Lucian Nicolescu | 1 Aug 15:03

Multithreaded read access

Hi all,

I have a Xapian index set up and a mutithreaded xmlrpc server serving
results. 

Inside the xmlrpc server I only open the xapian database for reading once.
This causes requests to "stay in line" in order to get results and sometimes
a one operation can take up to 1 second to complete (a time-taking operation
includes text analisys and some more operations besides the actual Xapian
interaction) thus delaying all the queued requests.

I read lots of documents about xapian in mutithreaded environment and
concluded that even for read access one cannot open the same database more
than once and perform operations at the same time.

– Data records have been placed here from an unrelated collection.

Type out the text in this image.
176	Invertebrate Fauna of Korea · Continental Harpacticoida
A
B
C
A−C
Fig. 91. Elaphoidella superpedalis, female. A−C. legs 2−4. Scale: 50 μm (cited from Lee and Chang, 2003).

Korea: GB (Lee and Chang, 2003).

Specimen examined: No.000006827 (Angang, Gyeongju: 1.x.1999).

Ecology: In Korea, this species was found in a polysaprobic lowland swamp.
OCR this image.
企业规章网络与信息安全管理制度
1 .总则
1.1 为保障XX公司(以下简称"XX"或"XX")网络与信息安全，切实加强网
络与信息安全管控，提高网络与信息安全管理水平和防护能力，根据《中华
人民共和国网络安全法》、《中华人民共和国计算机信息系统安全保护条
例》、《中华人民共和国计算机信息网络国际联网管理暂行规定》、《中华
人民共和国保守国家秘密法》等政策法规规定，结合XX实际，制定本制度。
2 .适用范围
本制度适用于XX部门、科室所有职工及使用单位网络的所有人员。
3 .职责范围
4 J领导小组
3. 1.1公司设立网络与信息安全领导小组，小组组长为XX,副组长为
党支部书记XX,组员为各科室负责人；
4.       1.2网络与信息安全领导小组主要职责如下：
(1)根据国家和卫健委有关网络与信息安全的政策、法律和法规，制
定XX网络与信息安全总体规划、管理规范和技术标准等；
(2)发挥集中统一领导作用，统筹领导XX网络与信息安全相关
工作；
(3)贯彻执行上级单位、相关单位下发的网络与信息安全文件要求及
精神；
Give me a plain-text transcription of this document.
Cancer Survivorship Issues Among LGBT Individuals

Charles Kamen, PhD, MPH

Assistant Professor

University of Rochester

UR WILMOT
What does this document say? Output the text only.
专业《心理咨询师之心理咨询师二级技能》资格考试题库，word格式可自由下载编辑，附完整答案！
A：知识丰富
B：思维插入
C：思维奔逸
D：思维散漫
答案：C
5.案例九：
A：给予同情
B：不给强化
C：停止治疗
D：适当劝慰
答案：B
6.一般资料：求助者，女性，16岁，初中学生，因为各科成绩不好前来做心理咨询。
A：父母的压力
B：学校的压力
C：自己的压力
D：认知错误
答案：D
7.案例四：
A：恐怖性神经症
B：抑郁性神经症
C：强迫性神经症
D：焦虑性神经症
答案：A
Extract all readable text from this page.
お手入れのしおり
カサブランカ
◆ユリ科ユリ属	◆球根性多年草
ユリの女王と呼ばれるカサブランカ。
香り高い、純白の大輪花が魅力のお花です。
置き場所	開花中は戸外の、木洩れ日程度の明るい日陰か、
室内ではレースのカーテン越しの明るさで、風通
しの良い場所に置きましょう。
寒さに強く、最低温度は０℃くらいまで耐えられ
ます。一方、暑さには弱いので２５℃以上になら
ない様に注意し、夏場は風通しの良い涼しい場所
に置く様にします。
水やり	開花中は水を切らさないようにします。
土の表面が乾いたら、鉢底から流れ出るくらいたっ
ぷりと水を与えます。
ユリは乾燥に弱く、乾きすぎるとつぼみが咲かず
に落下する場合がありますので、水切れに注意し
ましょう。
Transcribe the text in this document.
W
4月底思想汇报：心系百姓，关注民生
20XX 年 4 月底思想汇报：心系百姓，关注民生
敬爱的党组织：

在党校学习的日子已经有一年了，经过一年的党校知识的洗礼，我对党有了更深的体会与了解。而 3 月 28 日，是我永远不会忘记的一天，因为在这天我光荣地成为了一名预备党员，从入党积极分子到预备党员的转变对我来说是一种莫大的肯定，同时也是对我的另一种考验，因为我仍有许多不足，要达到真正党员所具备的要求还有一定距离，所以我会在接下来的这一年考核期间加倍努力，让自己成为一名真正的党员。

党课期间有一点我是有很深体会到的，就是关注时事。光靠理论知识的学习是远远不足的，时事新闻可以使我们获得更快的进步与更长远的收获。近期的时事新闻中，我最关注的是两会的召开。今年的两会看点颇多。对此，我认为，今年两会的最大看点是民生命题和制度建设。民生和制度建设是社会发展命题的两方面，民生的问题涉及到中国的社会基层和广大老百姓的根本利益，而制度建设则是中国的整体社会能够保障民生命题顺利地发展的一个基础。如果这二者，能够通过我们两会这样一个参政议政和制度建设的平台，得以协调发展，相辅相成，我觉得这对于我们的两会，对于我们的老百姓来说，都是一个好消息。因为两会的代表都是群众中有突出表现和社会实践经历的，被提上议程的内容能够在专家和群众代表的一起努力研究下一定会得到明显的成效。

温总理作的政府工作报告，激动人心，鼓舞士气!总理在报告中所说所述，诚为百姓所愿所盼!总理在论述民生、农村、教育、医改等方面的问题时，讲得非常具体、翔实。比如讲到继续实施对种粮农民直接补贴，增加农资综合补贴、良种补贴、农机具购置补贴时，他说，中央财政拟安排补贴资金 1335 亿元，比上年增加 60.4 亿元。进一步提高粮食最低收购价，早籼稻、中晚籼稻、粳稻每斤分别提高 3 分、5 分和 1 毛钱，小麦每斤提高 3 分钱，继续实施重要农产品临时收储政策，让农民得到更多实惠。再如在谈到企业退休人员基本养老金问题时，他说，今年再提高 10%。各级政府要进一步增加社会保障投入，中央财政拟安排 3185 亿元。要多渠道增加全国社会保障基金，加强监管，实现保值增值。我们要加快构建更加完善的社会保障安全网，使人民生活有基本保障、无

Because I did not find a straight answer to this I am hoping one of you guys
can clear this once and for all.

I am using Xapian 0.9.6, Python bindings and Twisted Python XMLRPC package.

Thanks,
Lucian Nicolescu 
Richard Boulton | 1 Aug 15:17

Re: Multithreaded read access

Lucian Nicolescu wrote:
> Inside the xmlrpc server I only open the xapian database for reading once.
> This causes requests to "stay in line" in order to get results and sometimes
> a one operation can take up to 1 second to complete (a time-taking operation
> includes text analisys and some more operations besides the actual Xapian
> interaction) thus delaying all the queued requests.
> 
> I read lots of documents about xapian in mutithreaded environment and
> concluded that even for read access one cannot open the same database more
> than once and perform operations at the same time.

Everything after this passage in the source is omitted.